Pada saat itu, sebuah perahu kecil berlayar di depan kapal terbang. Tetua di dalamnya berdiri dan mengangkat lentera untuk menerangi Qin Mu.
“Qin Fengqing, kau telah mengganggu Youdu. Earth Count mengundangmu untuk berkunjung guna membicarakan sebab dan akibat dari tindakanmu.”
Terkejut dalam hati, Qin Mu berkata sambil tersenyum, “Siapa Qing Fengqing? Tetua, Anda salah.”
Cahaya lentera menyinari wajahnya, tetapi tetua di baliknya tidak mengatakan apa pun.
Tiba-tiba, cahaya hitam menyambar, dan dewa harimau hitam muncul di haluan kapal, menghalangi Qin Mu di belakangnya. “Para Utusan Kematian hanya peduli dengan urusan orang mati. Sejak kapan kau mulai mengurus urusan orang hidup juga?”
Wajah di balik lentera itu tampak buram. “Youdu punya aturannya sendiri. Youdu tidak mencampuri urusan dunia orang hidup kecuali jika seseorang dari sana mengganggu tatanan Youdu. Youdu kemudian harus mengambil kendali atas situasi tersebut.”
“Qin Fengqing melepaskan empat puluh delapan ribu jiwa dari Youdu dan melanggar aturan Youdu. Lima belas hari yang lalu, kami datang untuk memberi tahu dan mengundangnya ke Youdu untuk membicarakan hal itu, tetapi dia memiliki harta karun yang menghalangi utusan kematian.”

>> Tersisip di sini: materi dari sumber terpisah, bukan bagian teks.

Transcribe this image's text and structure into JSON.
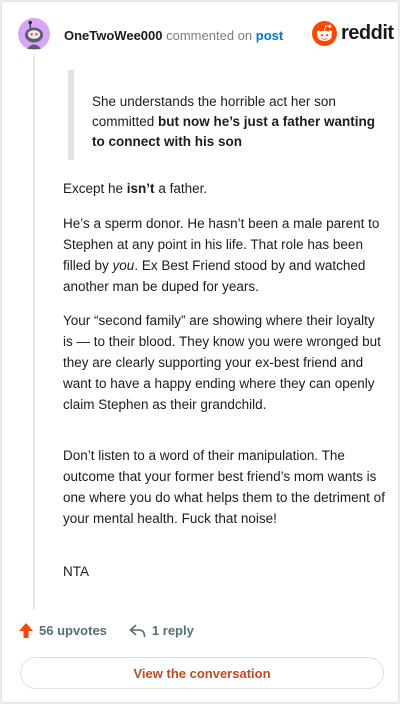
{
  "header": {
    "username": "OneTwoWee000",
    "action": "commented on",
    "target": "post"
  },
  "brand": {
    "wordmark": "reddit",
    "logo_icon": "reddit-logo-icon",
    "accent_color": "#ff4500"
  },
  "quote": {
    "plain": "She understands the horrible act her son committed ",
    "bold": "but now he’s just a father wanting to connect with his son"
  },
  "paragraphs": {
    "p1_before": "Except he ",
    "p1_bold": "isn’t",
    "p1_after": " a father.",
    "p2_before": "He’s a sperm donor. He hasn’t been a male parent to Stephen at any point in his life. That role has been filled by ",
    "p2_italic": "you",
    "p2_after": ". Ex Best Friend stood by and watched another man be duped for years.",
    "p3": "Your “second family” are showing where their loyalty is — to their blood. They know you were wronged but they are clearly supporting your ex-best friend and want to have a happy ending where they can openly claim Stephen as their grandchild.",
    "p4": "Don’t listen to a word of their manipulation. The outcome that your former best friend’s mom wants is one where you do what helps them to the detriment of your mental health. Fuck that noise!",
    "p5": "NTA"
  },
  "footer": {
    "upvotes": "56 upvotes",
    "replies": "1 reply",
    "upvote_icon": "upvote-arrow-icon",
    "reply_icon": "reply-arrow-icon"
  },
  "cta": {
    "label": "View the conversation"
  }
}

Ketua Kekaisaran Kedamaian Abadi berjalan mendekat dan bertanya dengan suara serius, “Bagaimana jika aku tidak mengizinkanmu membawanya?”
“Banyak dunia telah hancur karena itu,” kata tetua itu dari balik lentera.
Qin Mu teringat kembali pada apa yang pernah dilihatnya sebelumnya—Raja Iblis Dutian meratap dalam kegelapan dan meneteskan air mata kesedihan. “Guru Kekaisaran, Kakak Senior Harimau, tak perlu banyak bicara lagi. Aku akan pergi bersamanya.”